机译：融合CPU和GPU架构与共享末级缓存的协同调度

获取原文

获取原文并翻译 | 示例

开具论文收录证明 >>

页面导航

摘要
著录项
引文网络
相似文献
相关主题

摘要

Fused CPU-GPU architectures integrate a CPU and general-purpose GPU on a single die. Recent fused architectures even share the last level cache (LLC) between CPU and GPU. This enables hardware-supported byte-level coherency. Thus, CPU and GPU can execute computational kernels collaboratively, but novel methods to co-schedule work are required. This paper contributes three dynamic co-scheduling methods. Two of our methods implement workers that autonomously acquire work from a common set of independent work items (similar to bag- f-tasks scheduling). The third method, host-side profiling, uses a fraction of the total work of a kernel to determine a ratio of how to distribute work to CPU and GPU based on profiling. The resulting ratio is used for the following executions of the same kernel. Our methods are realized using OpenCL 2.0, which introduces fine-grained shared virtual memory (SVM) to allocate coherent memory between CPU and GPU. We port the Rodinia Benchmark Suite, a standard suite for heterogeneous computing, to fine-grained SVM and fused CPU-GPU architectures (Rodinia-SVM). We evaluate the overhead of fine-grained SVM and analyze the suitability of OpenCL 2.0's new features for co-scheduling.
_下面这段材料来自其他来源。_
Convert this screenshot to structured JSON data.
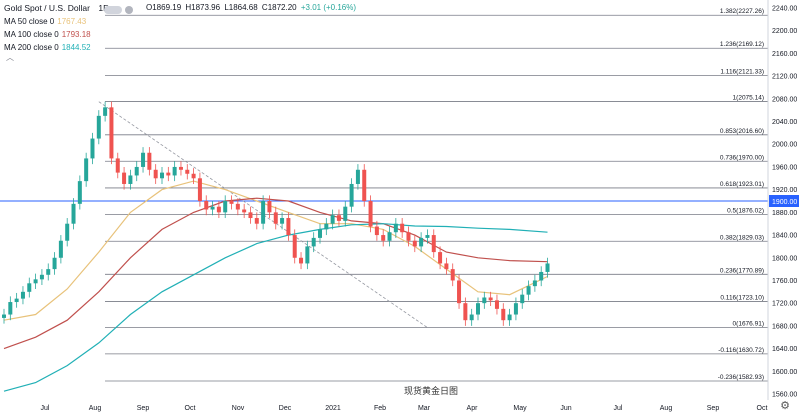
{
  "legend": {
    "title": "Gold Spot / U.S. Dollar",
    "interval": "1D",
    "ma": [
      {
        "label": "MA 50 close 0",
        "value": "1767.43",
        "color": "#e8c27a"
      },
      {
        "label": "MA 100 close 0",
        "value": "1793.18",
        "color": "#c0504d"
      },
      {
        "label": "MA 200 close 0",
        "value": "1844.52",
        "color": "#21b0b6"
      }
    ]
  },
  "ohlc": {
    "open": "O1869.19",
    "high": "H1873.96",
    "low": "L1864.68",
    "close": "C1872.20",
    "change": "+3.01 (+0.16%)",
    "change_color": "#26a69a"
  },
  "watermark": "现货黄金日图",
  "chart_data": {
    "type": "line",
    "title": "Gold Spot / U.S. Dollar",
    "ylim": [
      1550,
      2250
    ],
    "y_ticks": [
      "2240.00",
      "2200.00",
      "2160.00",
      "2120.00",
      "2080.00",
      "2040.00",
      "2000.00",
      "1960.00",
      "1920.00",
      "1880.00",
      "1840.00",
      "1800.00",
      "1760.00",
      "1720.00",
      "1680.00",
      "1640.00",
      "1600.00",
      "1560.00"
    ],
    "x_ticks": [
      "Jul",
      "Aug",
      "Sep",
      "Oct",
      "Nov",
      "Dec",
      "2021",
      "Feb",
      "Mar",
      "Apr",
      "May",
      "Jun",
      "Jul",
      "Aug",
      "Sep",
      "Oct"
    ],
    "current_price": {
      "value": 1900,
      "label": "1900.00"
    },
    "fib_levels": [
      {
        "value": 2227.26,
        "label": "1.382(2227.26)"
      },
      {
        "value": 2169.12,
        "label": "1.236(2169.12)"
      },
      {
        "value": 2121.33,
        "label": "1.116(2121.33)"
      },
      {
        "value": 2075.14,
        "label": "1(2075.14)"
      },
      {
        "value": 2016.6,
        "label": "0.853(2016.60)"
      },
      {
        "value": 1970.0,
        "label": "0.736(1970.00)"
      },
      {
        "value": 1923.01,
        "label": "0.618(1923.01)"
      },
      {
        "value": 1876.02,
        "label": "0.5(1876.02)"
      },
      {
        "value": 1829.03,
        "label": "0.382(1829.03)"
      },
      {
        "value": 1770.89,
        "label": "0.236(1770.89)"
      },
      {
        "value": 1723.1,
        "label": "0.116(1723.10)"
      },
      {
        "value": 1676.91,
        "label": "0(1676.91)"
      },
      {
        "value": 1630.72,
        "label": "-0.116(1630.72)"
      },
      {
        "value": 1582.93,
        "label": "-0.236(1582.93)"
      }
    ],
    "price_series": {
      "name": "Gold Spot",
      "color": "#26a69a",
      "down_color": "#ef5350",
      "x": [
        0,
        4,
        8,
        12,
        16,
        20,
        24,
        28,
        32,
        36,
        40,
        44,
        48,
        52,
        56,
        60,
        64,
        68,
        72,
        76,
        80,
        84,
        88,
        92,
        96,
        100,
        104,
        108,
        112,
        116,
        120,
        124,
        128,
        132,
        136,
        140,
        144,
        148,
        152,
        156,
        160,
        164,
        168,
        172,
        176,
        180,
        184,
        188,
        192,
        196,
        200,
        204,
        208,
        212,
        216,
        220,
        224,
        228,
        232,
        236,
        240,
        244,
        248,
        252,
        256,
        260,
        264,
        268,
        272,
        276,
        280,
        284,
        288,
        292,
        296,
        300,
        304,
        308,
        312,
        316,
        320,
        324,
        328,
        332,
        336,
        340,
        344
      ],
      "values": [
        1700,
        1722,
        1728,
        1740,
        1755,
        1762,
        1770,
        1780,
        1800,
        1830,
        1860,
        1895,
        1935,
        1975,
        2010,
        2050,
        2065,
        1975,
        1950,
        1930,
        1945,
        1960,
        1985,
        1955,
        1940,
        1950,
        1945,
        1960,
        1955,
        1948,
        1940,
        1900,
        1885,
        1890,
        1880,
        1900,
        1895,
        1885,
        1880,
        1870,
        1860,
        1900,
        1880,
        1860,
        1870,
        1840,
        1800,
        1790,
        1820,
        1835,
        1850,
        1860,
        1875,
        1865,
        1890,
        1930,
        1955,
        1900,
        1855,
        1840,
        1830,
        1845,
        1860,
        1845,
        1830,
        1820,
        1835,
        1840,
        1810,
        1790,
        1780,
        1760,
        1720,
        1690,
        1700,
        1720,
        1730,
        1725,
        1710,
        1690,
        1700,
        1720,
        1735,
        1750,
        1760,
        1775,
        1790
      ]
    },
    "ma_series": [
      {
        "name": "MA 50",
        "color": "#e8c27a",
        "x": [
          0,
          20,
          40,
          60,
          80,
          100,
          120,
          140,
          160,
          180,
          200,
          220,
          240,
          260,
          280,
          300,
          320,
          344
        ],
        "values": [
          1690,
          1700,
          1745,
          1810,
          1880,
          1920,
          1935,
          1920,
          1900,
          1880,
          1860,
          1860,
          1850,
          1820,
          1780,
          1740,
          1735,
          1767
        ]
      },
      {
        "name": "MA 100",
        "color": "#c0504d",
        "x": [
          0,
          20,
          40,
          60,
          80,
          100,
          120,
          140,
          160,
          180,
          200,
          220,
          240,
          260,
          280,
          300,
          320,
          344
        ],
        "values": [
          1640,
          1660,
          1690,
          1740,
          1800,
          1850,
          1880,
          1900,
          1905,
          1900,
          1880,
          1865,
          1860,
          1840,
          1810,
          1800,
          1795,
          1793
        ]
      },
      {
        "name": "MA 200",
        "color": "#21b0b6",
        "x": [
          0,
          20,
          40,
          60,
          80,
          100,
          120,
          140,
          160,
          180,
          200,
          220,
          240,
          260,
          280,
          300,
          320,
          344
        ],
        "values": [
          1565,
          1580,
          1610,
          1650,
          1700,
          1740,
          1770,
          1800,
          1825,
          1840,
          1850,
          1858,
          1860,
          1856,
          1855,
          1852,
          1850,
          1845
        ]
      }
    ],
    "trendline": {
      "color": "#9598a1",
      "from": {
        "x": 60,
        "y": 2075
      },
      "to": {
        "x": 268,
        "y": 1677
      }
    }
  }
}
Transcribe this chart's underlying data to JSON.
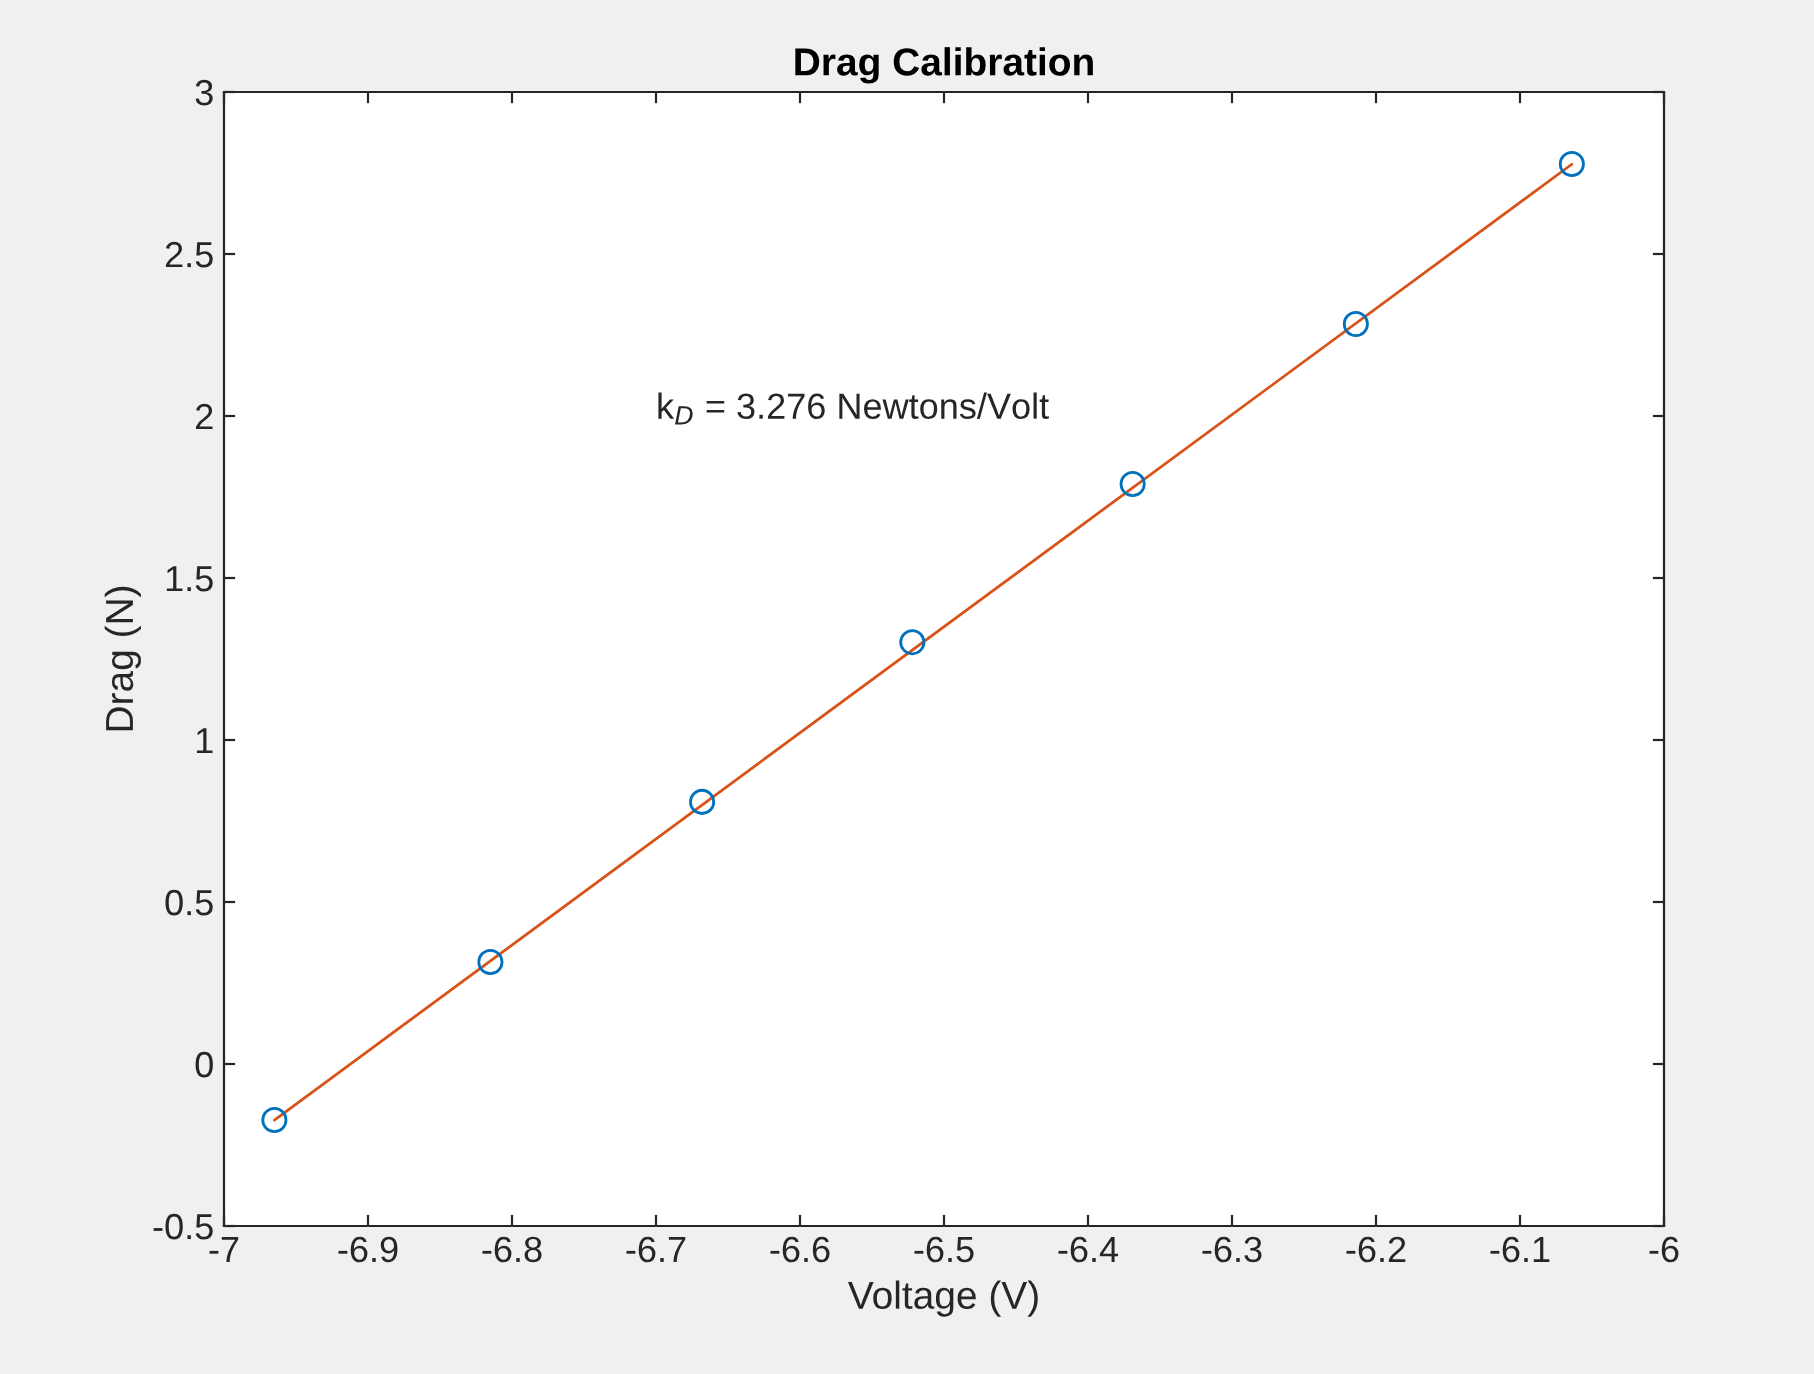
{
  "chart_data": {
    "type": "scatter",
    "title": "Drag Calibration",
    "xlabel": "Voltage (V)",
    "ylabel": "Drag (N)",
    "annotations": [
      "k$_{D}$ = 3.276 Newtons/Volt"
    ],
    "series": [
      {
        "color": "#0072bd",
        "marker": "circle",
        "x": [
          -6.965,
          -6.815,
          -6.668,
          -6.522,
          -6.369,
          -6.214,
          -6.064
        ],
        "values": [
          -0.173,
          0.315,
          0.809,
          1.302,
          1.79,
          2.284,
          2.778
        ]
      },
      {
        "type": "line",
        "color": "#d95319",
        "line_style": "solid",
        "x": [
          -6.965,
          -6.064
        ],
        "values": [
          -0.173,
          2.777
        ]
      }
    ],
    "xlim": [
      -7,
      -6
    ],
    "xticks": [
      -7,
      -6.9,
      -6.8,
      -6.7,
      -6.6,
      -6.5,
      -6.4,
      -6.3,
      -6.2,
      -6.1,
      -6
    ],
    "ylim": [
      -0.5,
      3
    ],
    "yticks": [
      -0.5,
      0,
      0.5,
      1,
      1.5,
      2,
      2.5,
      3
    ],
    "grid": false,
    "legend": false
  }
}
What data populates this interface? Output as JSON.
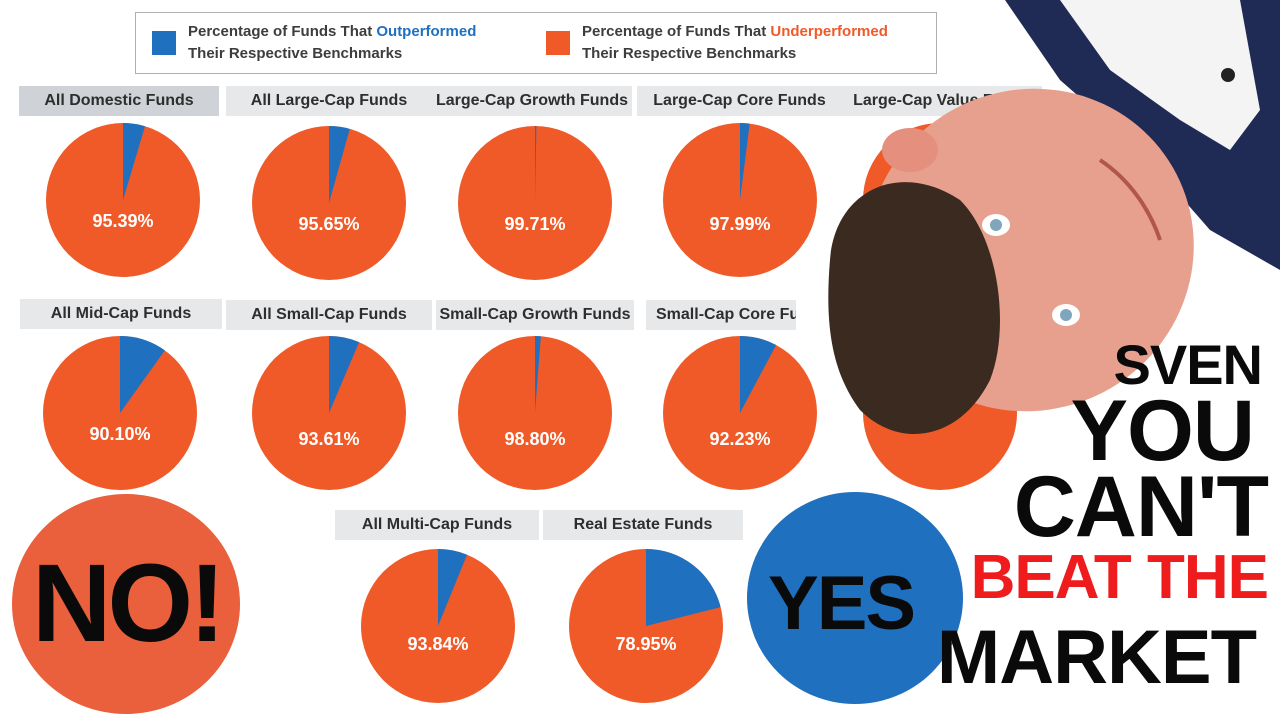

Our host-side profiling method performs competitively to the optimal choice of executing kernels either on CPU or GPU (hypothetical xor-Oracle). On average, it achieves 97% of xor-Oracle's performance and a 1.43× speedup over using the GPU alone (standard in Rodinia). We show, however, that in most cases it is not beneficial to split the work of a kernel between CPU and GPU compared to exclusively running it on the most suitable single compute device. For a fixed amount of work per device, cache-related stalls can increase by up to 1.75× when both devices are used in parallel instead of exclusively while cache misses remain the same. Thus, not the cost of cache conflicts, but inefficient cache coherence is a major performance bottleneck for current fused CPU-GPU Intel architectures with shared LLC.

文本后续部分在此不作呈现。